Beware: McCain Proposes Regulation for Wall Street

If history is any guide, the nation will rue the day that it allows McCain to get his hands on its financial and securities institutions. Speaking in Jacksonville, Florida recently McCain proposed a new set of regulations to replace "the outdated and ineffective patchwork quilt of regulatory oversight in Washington." McCain's 'regulations' are all too often knee-jerk reactions which, because of his reliance upon an unhealthy mix of liberal and populist ideology, only serve to make matters worse. Here are a few examples:
  1. McCain-Feingold (Evisceration of the First Amendment/Incumbent Protection Act)
  2. Cap and Trade legislation (Government takeover of economy)
  3. Comprehensive Immigration Reform (Amnesty)
  4. Sarbanes-Oxley (Onerous business reporting rules now making London the financial capital of the world and preventing IPOs)

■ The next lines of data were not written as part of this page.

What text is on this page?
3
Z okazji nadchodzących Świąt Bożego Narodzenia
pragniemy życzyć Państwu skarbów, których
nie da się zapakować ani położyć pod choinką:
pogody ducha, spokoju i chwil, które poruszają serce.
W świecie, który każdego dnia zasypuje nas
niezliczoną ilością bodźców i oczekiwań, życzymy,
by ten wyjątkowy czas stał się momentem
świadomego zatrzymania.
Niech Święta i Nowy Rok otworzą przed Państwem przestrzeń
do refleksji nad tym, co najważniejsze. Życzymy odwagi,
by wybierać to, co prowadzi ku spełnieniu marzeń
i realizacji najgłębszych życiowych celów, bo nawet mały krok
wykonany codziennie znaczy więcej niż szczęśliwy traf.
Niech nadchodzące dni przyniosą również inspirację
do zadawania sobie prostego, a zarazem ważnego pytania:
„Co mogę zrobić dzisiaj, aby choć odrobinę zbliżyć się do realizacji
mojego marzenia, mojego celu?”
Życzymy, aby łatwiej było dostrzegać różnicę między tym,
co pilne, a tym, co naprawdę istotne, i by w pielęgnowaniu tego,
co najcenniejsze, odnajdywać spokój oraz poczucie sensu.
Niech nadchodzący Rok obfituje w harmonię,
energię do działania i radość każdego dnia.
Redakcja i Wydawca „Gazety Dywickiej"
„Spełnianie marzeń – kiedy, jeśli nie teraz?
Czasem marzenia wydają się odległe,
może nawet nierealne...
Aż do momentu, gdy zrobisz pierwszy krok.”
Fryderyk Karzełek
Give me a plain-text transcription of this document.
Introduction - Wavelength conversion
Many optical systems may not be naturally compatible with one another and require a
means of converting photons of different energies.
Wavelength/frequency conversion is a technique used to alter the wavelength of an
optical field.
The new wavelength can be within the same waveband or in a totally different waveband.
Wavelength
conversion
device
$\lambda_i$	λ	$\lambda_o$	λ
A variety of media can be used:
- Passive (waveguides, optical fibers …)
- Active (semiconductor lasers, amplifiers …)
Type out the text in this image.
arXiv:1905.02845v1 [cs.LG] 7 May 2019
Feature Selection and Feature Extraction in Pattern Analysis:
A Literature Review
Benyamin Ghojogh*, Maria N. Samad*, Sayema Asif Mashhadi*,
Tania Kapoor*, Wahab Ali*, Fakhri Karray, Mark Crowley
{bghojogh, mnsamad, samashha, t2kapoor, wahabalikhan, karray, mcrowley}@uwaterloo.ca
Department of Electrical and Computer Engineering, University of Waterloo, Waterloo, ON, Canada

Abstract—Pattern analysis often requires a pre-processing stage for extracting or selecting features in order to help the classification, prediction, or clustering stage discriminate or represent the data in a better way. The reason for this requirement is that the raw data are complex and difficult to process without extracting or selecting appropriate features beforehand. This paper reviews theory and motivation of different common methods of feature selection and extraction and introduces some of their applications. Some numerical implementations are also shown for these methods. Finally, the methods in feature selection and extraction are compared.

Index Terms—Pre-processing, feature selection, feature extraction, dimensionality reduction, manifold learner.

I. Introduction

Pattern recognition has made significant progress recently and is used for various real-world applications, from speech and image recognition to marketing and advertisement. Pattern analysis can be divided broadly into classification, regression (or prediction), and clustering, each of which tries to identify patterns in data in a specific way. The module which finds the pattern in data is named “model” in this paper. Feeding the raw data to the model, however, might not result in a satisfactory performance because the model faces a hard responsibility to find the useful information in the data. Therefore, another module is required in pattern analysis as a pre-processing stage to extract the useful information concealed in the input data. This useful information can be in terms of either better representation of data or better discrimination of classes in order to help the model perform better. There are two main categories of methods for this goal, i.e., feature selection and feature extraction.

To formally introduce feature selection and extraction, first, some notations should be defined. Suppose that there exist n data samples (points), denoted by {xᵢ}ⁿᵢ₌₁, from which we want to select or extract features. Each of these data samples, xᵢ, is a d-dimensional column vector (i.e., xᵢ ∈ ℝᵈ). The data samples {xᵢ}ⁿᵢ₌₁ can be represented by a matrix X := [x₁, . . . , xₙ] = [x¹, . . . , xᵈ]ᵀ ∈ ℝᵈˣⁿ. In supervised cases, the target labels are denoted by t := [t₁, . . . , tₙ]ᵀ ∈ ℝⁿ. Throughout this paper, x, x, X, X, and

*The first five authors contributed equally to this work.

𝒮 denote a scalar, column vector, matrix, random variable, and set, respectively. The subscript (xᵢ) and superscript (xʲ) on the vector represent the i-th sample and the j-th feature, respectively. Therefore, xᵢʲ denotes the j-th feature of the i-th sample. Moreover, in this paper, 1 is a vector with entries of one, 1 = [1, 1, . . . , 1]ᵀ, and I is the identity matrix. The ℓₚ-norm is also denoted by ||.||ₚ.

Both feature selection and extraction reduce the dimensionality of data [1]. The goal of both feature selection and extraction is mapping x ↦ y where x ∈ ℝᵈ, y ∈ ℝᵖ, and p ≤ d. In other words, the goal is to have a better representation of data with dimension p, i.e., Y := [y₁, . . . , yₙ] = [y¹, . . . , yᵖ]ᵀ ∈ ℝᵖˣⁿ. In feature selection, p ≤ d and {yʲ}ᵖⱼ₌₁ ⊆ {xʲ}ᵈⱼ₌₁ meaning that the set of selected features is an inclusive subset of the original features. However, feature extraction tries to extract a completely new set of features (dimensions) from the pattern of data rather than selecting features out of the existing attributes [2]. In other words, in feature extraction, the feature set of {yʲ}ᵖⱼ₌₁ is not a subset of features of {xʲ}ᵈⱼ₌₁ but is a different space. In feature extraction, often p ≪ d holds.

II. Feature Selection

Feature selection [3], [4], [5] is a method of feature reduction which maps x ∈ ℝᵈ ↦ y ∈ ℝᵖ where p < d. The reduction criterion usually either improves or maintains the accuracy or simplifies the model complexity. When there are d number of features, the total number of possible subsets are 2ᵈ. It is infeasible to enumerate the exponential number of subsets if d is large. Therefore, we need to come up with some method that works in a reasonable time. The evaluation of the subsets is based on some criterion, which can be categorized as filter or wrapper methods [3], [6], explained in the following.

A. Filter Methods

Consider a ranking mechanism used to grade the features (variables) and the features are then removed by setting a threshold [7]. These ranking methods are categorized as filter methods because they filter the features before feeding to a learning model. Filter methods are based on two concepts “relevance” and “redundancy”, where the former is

Other aspects of McCain's legacy:
  1. Opposition to Bush's Tax Cuts
  2. Gang of Fourteen
  3. Drilling in ANWR
  4. Crusade against tobacco
  5. National compulsory service
Blindly bumbling from one bad idea to another, McCain has blamed the current financial crisis on his fall back populist rhetoric--"Wall Street greed." Next, McCain proposed a slow moving indecisive "bipartisan commission," and demanded the firing of SEC Chairman and Bush appointee Christopher Cox (reminiscent of McCain's demand for Rumsfeld's head). Unfortunately, the latter remark served only to remind McCain's recently energized base of his penchant for throwing Republicans under the bus (with almost as much skill as Obama).

Mr. McCain--shouldn't the managers of these failing companies (ie. Franklin Raines or Dan Mudd), or those who blocked their reformation (Barney Frank D-Mass.) at least receive some of the blame? For some odd reason I fear that your inconsistent and confused ideology would, at best, give us four years watered down liberal policies.